Spruce for musical instruments now rare in Bohemia's forests

Photo: CTK

The deep forests of the Sumava Mountains in South Bohemia used to abound in spruce trees whose wood was of such high quality that it was used for the production of musical instruments in workshops around Europe. But environmental change and forest management means these legendary tone spruce trees are becoming increasingly rare.

Photo: CTK
Musical instruments cannot be made from any old wood. It is a delicate process which requires the best quality material from handpicked trees. Jaroslav Norek of the Czech musical instrument maker Strunal explains what distinguishes tone wood from ordinary timber.

"The wood has special acoustic features. The trees need to be over 110-120 years old and need to grow very slowly and evenly.
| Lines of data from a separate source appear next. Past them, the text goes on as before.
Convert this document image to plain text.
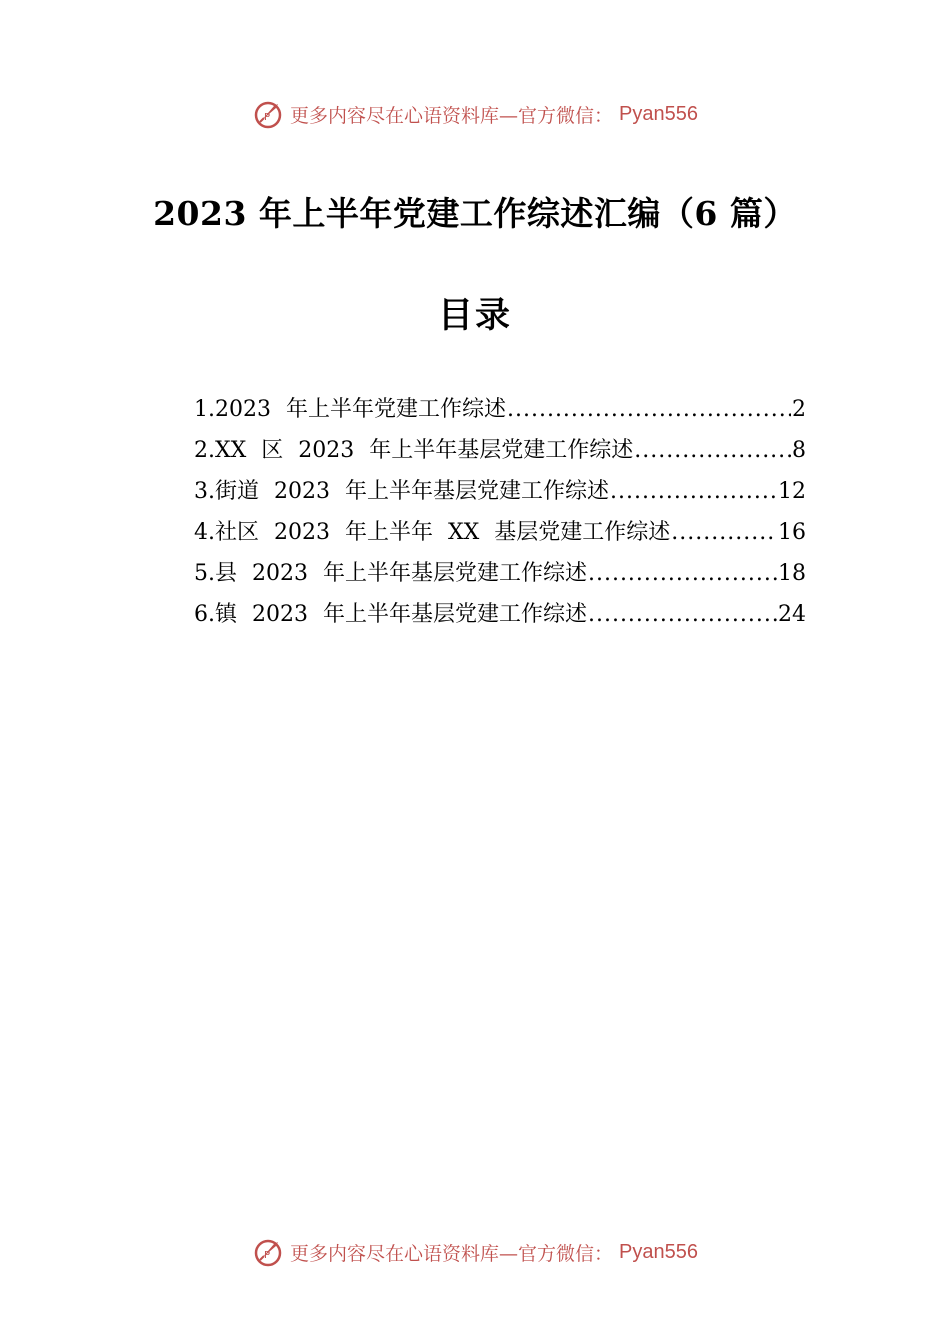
P 更多内容尽在心语资料库—官方微信： Pyan556
2023 年上半年党建工作综述汇编（6 篇）
目录
1.2023 年上半年党建工作综述 .....	2
2.XX 区 2023 年上半年基层党建工作综述 .....	8
3.街道 2023 年上半年基层党建工作综述 .....	12
4.社区 2023 年上半年 XX 基层党建工作综述 .....	16
5.县 2023 年上半年基层党建工作综述 .....	18
6.镇 2023 年上半年基层党建工作综述 .....	24
P 更多内容尽在心语资料库—官方微信： Pyan556
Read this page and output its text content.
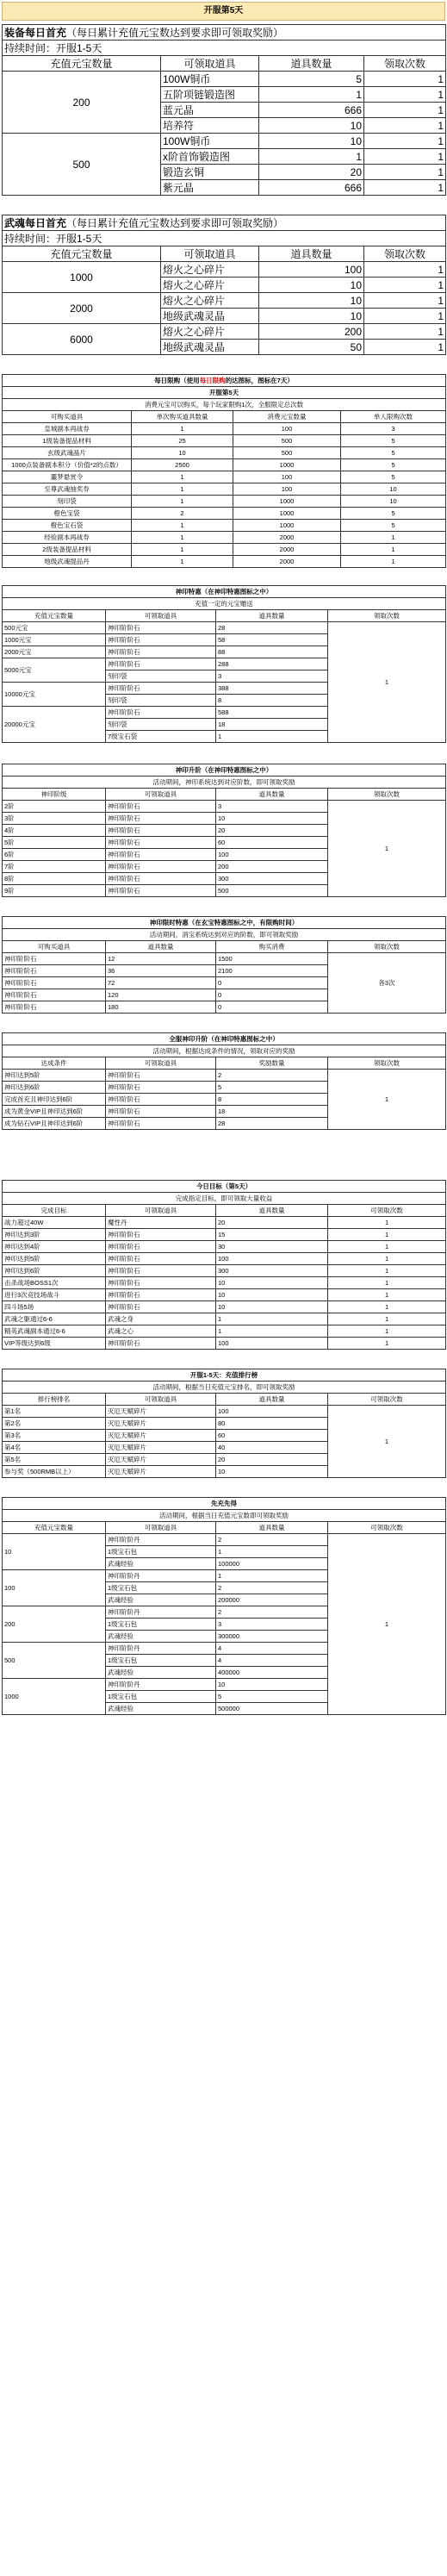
开服第5天
装备每日首充（每日累计充值元宝数达到要求即可领取奖励）			
持续时间：开服1-5天			
充值元宝数量	可领取道具	道具数量	领取次数
200	100W铜币	5	1
	五阶项链锻造图	1	1
	蓝元晶	666	1
	培养符	10	1
500	100W铜币	10	1
	x阶首饰锻造图	1	1
	锻造玄铜	20	1
	紫元晶	666	1
武魂每日首充（每日累计充值元宝数达到要求即可领取奖励）			
持续时间：开服1-5天			
充值元宝数量	可领取道具	道具数量	领取次数
1000	熔火之心碎片	100	1
	熔火之心碎片	10	1
2000	熔火之心碎片	10	1
	地级武魂灵晶	10	1
6000	熔火之心碎片	200	1
	地级武魂灵晶	50	1
每日限购（使用每日限购的达图标，图标在7天）			
开服第5天			
消费元宝可以购买，每个玩家限购1次，全服限定总次数			
可购买道具	单次购买道具数量	消费元宝数量	单人限购次数
皇城副本再战券	1	100	3
1级装备提品材料	25	500	5
玄级武魂晶片	10	500	5
1000点装备副本积分（价值*2的点数）	2500	1000	5
噩梦悬赏令	1	100	5
至尊武魂抽奖券	1	100	10
刻印袋	1	1000	10
橙色宝袋	2	1000	5
橙色宝石袋	1	1000	5
经验副本再战券	1	2000	1
2级装备提品材料	1	2000	1
地级武魂提品丹	1	2000	1
神印特惠（在神印特惠图标之中）			
充值一定的元宝赠送			
充值元宝数量	可领取道具	道具数量	领取次数
500元宝	神印阶阶石	28	1
1000元宝	神印阶阶石	58	
2000元宝	神印阶阶石	88	
5000元宝	神印阶阶石	288	
	刻印袋	3	
10000元宝	神印阶阶石	388	
	刻印袋	8	
20000元宝	神印阶阶石	588	
	刻印袋	18	
	7级宝石袋	1	
神印升阶（在神印特惠图标之中）			
活动期间，神印系统达到对应阶数，即可领取奖励			
神印阶级	可领取道具	道具数量	领取次数
2阶	神印阶阶石	3	1
3阶	神印阶阶石	10	
4阶	神印阶阶石	20	
5阶	神印阶阶石	60	
6阶	神印阶阶石	100	
7阶	神印阶阶石	200	
8阶	神印阶阶石	300	
9阶	神印阶阶石	500	
神印限时特惠（在玄宝特惠图标之中，有限购时间）			
活动期间，消宝系统达到对应的阶数，即可领取奖励			
可购买道具	道具数量	购买消费	领取次数
神印阶阶石	12	1500	各3次
神印阶阶石	36	2100	
神印阶阶石	72	0	
神印阶阶石	120	0	
神印阶阶石	180	0	
全服神印升阶（在神印特惠图标之中）			
活动期间，根据达成条件的情况，领取对应的奖励			
达成条件	可领取道具	奖励数量	领取次数
神印达到5阶	神印阶阶石	2	1
神印达到6阶	神印阶阶石	5	
完成首充且神印达到6阶	神印阶阶石	8	
成为黄金VIP且神印达到6阶	神印阶阶石	18	
成为钻石VIP且神印达到6阶	神印阶阶石	28	
今日目标（第5天）			
完成指定目标，即可领取大量收益			
完成目标	可领取道具	道具数量	可领取次数
战力超过40W	魔性丹	20	1
神印达到3阶	神印阶阶石	15	1
神印达到4阶	神印阶阶石	30	1
神印达到5阶	神印阶阶石	100	1
神印达到6阶	神印阶阶石	300	1
击杀战场BOSS1次	神印阶阶石	10	1
进行3次竞技场战斗	神印阶阶石	10	1
四斗场5场	神印阶阶石	10	1
武魂之躯通过6-6	武魂之身	1	1
精英武魂副本通过6-6	武魂之心	1	1
VIP等级达到6级	神印阶阶石	100	1
开服1-5天：充值排行榜			
活动期间，根据当日充值元宝排名，即可领取奖励			
排行榜排名	可领取道具	道具数量	可领取次数
第1名	灭厄天赋碎片	100	1
第2名	灭厄天赋碎片	80	
第3名	灭厄天赋碎片	60	
第4名	灭厄天赋碎片	40	
第5名	灭厄天赋碎片	20	
参与奖（500RMB以上）	灭厄天赋碎片	10	
先充先得			
活动期间，根据当日充值元宝数即可领取奖励			
充值元宝数量	可领取道具	道具数量	可领取次数
10	神印阶阶丹	2	1
	1级宝石包	1	
	武魂经验	100000	
100	神印阶阶丹	1	
	1级宝石包	2	
	武魂经验	200000	
200	神印阶阶丹	2	
	1级宝石包	3	
	武魂经验	300000	
500	神印阶阶丹	4	
	1级宝石包	4	
	武魂经验	400000	
1000	神印阶阶丹	10	
	1级宝石包	5	
	武魂经验	500000	
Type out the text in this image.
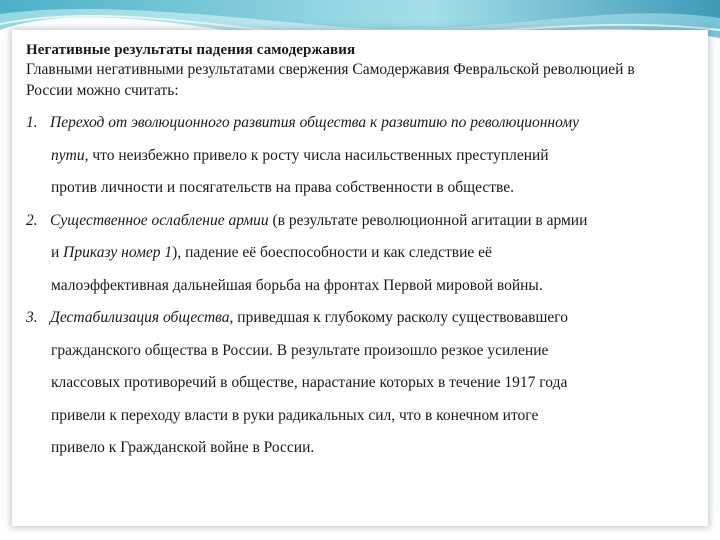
Негативные результаты падения самодержавия

Главными негативными результатами свержения Самодержавия Февральской революцией в России можно считать:

1. Переход от эволюционного развития общества к развитию по революционному
пути, что неизбежно привело к росту числа насильственных преступлений
против личности и посягательств на права собственности в обществе.
2. Существенное ослабление армии (в результате революционной агитации в армии
и Приказу номер 1), падение её боеспособности и как следствие её
малоэффективная дальнейшая борьба на фронтах Первой мировой войны.
3. Дестабилизация общества, приведшая к глубокому расколу существовавшего
гражданского общества в России. В результате произошло резкое усиление
классовых противоречий в обществе, нарастание которых в течение 1917 года
привели к переходу власти в руки радикальных сил, что в конечном итоге
привело к Гражданской войне в России.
The grain has to be tight and straight. Such wood usually grows in certain locations, in the middle of forests and on northern slopes. It mustn't have knots and has to be straight, not spiralled."

Such locations can be found in the remnants of the virgin forest in the Sumava Mountains where spruce tone wood for the soundboards of violins, pianos and other instruments has been harvested for centuries to be exported to workshops around Europe. It is said that Mozart himself played on pianos made from Sumava wood. "In the Czech Republic there is an ideal location - the Sumava Mountains where at a certain altitude we can find spruce trees which are perfect for musical instruments. They have been logged there since time immemorial. But since Sumava has become a natural reserve and logging has been limited, tone timber has been in short supply."

Tone spruce used to be so plentiful in the Sumava that it was processed right there at local sawmills. But it is not only increased protection of the environment but also commercial logging which makes tone wood scarce.

"In recent years tone wood has been in short supply. It is because of high demand for timber. The wood is logged before the tree has time to grow to the required size and the locations become exhausted. Also, if you log the trees around a potential tone spruce, it starts growing faster, the grain is loose and it is no good for our purposes."

Musical instrument making has a long tradition in the Czech Republic and Central Europe but with the declining supply of tone wood, local producers have started turning elsewhere, such as the forests of the Austrian Alps and Bosnia Herzegovina.